I have woken up with anxiety. This happens when I have plans for the day or the upcoming days. (I mean, it happens when I don’t too but not usual on waking.)
Today is therapy day. I have had quite a lot of different kinds of therapy since childhood and have mostly found that I feel enormous responsibility to lead the session. To be insightful. To offer up my own suggestions on what I think is wrong with me or how I think I could be helped. I have to be good at therapy. The thought of going into a session and saying, ‘I feel nothing today. I want you to do all the work.’ Well, that makes me want to vomit.
Maybe I will say this to him?
Also with the kids coming tomorrow, my mind is racing about all the things I need to do. Food shopping. Sort their beds out. Clean. It really is no big deal but when I have a list of things that need doing it immediately becomes a source of anxiety. I think it comes from my days of caring full-time for Sonny, when that took up all my mental energy and anything else on top of that became an impossible task. It’s muscle memory. I know what I need to do. Meditate. Be mindful. DO the tasks.
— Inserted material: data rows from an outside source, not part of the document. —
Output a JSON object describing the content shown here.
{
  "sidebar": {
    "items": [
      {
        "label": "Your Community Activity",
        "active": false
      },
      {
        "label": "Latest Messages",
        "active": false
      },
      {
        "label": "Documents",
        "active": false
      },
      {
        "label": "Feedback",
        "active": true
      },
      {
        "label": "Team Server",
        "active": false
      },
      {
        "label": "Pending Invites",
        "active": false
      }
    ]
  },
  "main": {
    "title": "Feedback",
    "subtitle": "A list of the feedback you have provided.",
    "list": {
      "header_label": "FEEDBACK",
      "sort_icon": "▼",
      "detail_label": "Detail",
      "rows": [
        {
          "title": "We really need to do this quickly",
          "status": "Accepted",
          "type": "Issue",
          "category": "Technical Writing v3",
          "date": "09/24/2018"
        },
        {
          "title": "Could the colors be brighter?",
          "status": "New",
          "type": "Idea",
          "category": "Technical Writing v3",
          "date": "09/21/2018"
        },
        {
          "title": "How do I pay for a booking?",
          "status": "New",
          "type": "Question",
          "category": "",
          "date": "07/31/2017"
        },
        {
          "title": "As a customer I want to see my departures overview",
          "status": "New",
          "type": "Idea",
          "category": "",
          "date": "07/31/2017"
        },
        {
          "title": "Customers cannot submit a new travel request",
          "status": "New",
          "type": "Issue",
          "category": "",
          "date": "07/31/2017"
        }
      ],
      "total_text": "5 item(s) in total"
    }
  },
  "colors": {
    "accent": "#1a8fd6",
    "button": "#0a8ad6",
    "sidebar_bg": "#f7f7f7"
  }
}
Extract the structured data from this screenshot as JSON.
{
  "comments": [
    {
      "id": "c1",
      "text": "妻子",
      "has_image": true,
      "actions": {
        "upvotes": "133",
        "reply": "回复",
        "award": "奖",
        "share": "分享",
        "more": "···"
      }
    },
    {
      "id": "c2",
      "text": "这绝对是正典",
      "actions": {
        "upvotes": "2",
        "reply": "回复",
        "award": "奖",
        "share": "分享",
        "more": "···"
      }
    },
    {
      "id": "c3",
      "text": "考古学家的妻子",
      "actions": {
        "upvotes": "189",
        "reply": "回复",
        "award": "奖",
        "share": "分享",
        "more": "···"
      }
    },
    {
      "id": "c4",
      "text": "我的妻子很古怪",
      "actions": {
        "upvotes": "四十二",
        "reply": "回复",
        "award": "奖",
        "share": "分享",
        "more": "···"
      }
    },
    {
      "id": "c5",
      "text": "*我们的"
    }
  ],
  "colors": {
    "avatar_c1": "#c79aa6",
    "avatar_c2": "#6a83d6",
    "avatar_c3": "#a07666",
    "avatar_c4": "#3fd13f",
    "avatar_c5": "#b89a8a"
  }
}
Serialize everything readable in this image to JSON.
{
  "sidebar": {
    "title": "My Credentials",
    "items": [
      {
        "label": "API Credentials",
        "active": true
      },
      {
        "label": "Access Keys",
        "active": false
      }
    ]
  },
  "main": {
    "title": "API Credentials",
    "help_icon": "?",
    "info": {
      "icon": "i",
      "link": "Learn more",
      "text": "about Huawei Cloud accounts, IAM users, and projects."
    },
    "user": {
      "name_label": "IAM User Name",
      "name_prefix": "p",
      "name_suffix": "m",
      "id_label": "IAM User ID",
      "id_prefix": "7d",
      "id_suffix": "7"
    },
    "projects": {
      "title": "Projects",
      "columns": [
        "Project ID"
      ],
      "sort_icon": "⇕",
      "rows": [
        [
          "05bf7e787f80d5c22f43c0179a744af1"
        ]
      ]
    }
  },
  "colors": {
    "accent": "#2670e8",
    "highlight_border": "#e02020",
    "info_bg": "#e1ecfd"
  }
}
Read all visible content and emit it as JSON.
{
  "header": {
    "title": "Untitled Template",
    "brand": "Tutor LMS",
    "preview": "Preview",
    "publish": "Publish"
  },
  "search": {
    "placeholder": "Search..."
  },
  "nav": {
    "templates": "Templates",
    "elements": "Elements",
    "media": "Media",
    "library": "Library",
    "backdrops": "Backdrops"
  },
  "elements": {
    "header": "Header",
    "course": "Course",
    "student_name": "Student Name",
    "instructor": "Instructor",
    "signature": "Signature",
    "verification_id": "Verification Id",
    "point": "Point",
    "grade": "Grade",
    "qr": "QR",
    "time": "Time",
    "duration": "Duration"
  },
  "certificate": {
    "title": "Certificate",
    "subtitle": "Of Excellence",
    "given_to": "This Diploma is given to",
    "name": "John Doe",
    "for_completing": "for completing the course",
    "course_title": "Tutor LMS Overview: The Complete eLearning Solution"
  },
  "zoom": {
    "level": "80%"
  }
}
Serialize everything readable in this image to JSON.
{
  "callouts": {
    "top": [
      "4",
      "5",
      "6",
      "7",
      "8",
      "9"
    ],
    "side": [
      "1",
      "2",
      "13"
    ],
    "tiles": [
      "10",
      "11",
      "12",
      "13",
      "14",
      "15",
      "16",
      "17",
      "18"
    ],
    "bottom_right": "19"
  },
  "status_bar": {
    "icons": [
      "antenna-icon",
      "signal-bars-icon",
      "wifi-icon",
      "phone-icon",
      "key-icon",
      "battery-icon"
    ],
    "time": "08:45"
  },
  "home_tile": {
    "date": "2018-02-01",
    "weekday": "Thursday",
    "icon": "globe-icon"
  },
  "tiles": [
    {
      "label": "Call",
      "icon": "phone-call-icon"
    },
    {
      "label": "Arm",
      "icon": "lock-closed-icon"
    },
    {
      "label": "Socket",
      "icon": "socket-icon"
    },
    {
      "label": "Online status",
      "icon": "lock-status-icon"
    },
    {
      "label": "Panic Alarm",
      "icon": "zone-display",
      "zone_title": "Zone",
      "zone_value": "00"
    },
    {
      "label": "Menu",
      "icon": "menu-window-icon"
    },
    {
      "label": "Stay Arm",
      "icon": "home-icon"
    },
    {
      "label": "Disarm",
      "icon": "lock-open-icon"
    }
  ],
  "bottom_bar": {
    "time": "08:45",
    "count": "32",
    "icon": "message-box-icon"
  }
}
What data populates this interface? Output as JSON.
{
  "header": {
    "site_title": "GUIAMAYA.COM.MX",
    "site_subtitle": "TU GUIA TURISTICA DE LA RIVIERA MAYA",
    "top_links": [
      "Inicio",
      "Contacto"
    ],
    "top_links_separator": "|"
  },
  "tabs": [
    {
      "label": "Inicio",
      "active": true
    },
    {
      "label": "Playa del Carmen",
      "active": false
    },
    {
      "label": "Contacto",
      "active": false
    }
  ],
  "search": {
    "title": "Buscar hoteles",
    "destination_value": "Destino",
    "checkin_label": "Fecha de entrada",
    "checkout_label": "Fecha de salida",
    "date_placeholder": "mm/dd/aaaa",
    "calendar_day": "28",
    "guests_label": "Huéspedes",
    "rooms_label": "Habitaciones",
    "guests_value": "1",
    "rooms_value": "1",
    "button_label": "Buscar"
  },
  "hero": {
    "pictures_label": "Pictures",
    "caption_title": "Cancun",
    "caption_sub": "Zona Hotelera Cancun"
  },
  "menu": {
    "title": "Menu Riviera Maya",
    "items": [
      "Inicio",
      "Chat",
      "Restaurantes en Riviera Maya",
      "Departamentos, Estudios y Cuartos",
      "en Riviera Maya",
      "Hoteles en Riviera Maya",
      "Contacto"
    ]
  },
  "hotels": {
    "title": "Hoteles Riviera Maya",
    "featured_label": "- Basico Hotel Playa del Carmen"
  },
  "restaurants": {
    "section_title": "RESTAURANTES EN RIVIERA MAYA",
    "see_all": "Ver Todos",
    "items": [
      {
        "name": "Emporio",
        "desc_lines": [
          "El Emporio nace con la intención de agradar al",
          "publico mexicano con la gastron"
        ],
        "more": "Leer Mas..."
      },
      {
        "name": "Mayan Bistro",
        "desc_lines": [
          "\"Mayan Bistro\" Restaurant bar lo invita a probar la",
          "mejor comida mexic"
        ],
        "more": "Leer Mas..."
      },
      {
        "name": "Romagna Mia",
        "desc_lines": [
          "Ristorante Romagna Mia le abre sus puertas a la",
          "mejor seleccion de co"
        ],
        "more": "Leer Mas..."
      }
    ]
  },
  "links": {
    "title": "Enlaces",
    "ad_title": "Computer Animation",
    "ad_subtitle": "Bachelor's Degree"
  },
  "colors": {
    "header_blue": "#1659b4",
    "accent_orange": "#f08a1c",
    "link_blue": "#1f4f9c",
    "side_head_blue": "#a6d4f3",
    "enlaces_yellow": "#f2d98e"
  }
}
Sidenote- anyone out there find vacuuming so intensely stressful that it brings on a panic attack? I have a terrible time with vacuuming. I get so angry that the machine doesn’t pick up every single piece of fluff and hair that I spent 5x as long, on my knees, using the smaller head, going over the same bit 10 times. I end up feeling so violent. However, I will then put off vacuuming for weeks, seemingly unphased by all the fluff and bits and hair.
It’s as if my brain tells me;
If you don’t do it, you can’t fail at it.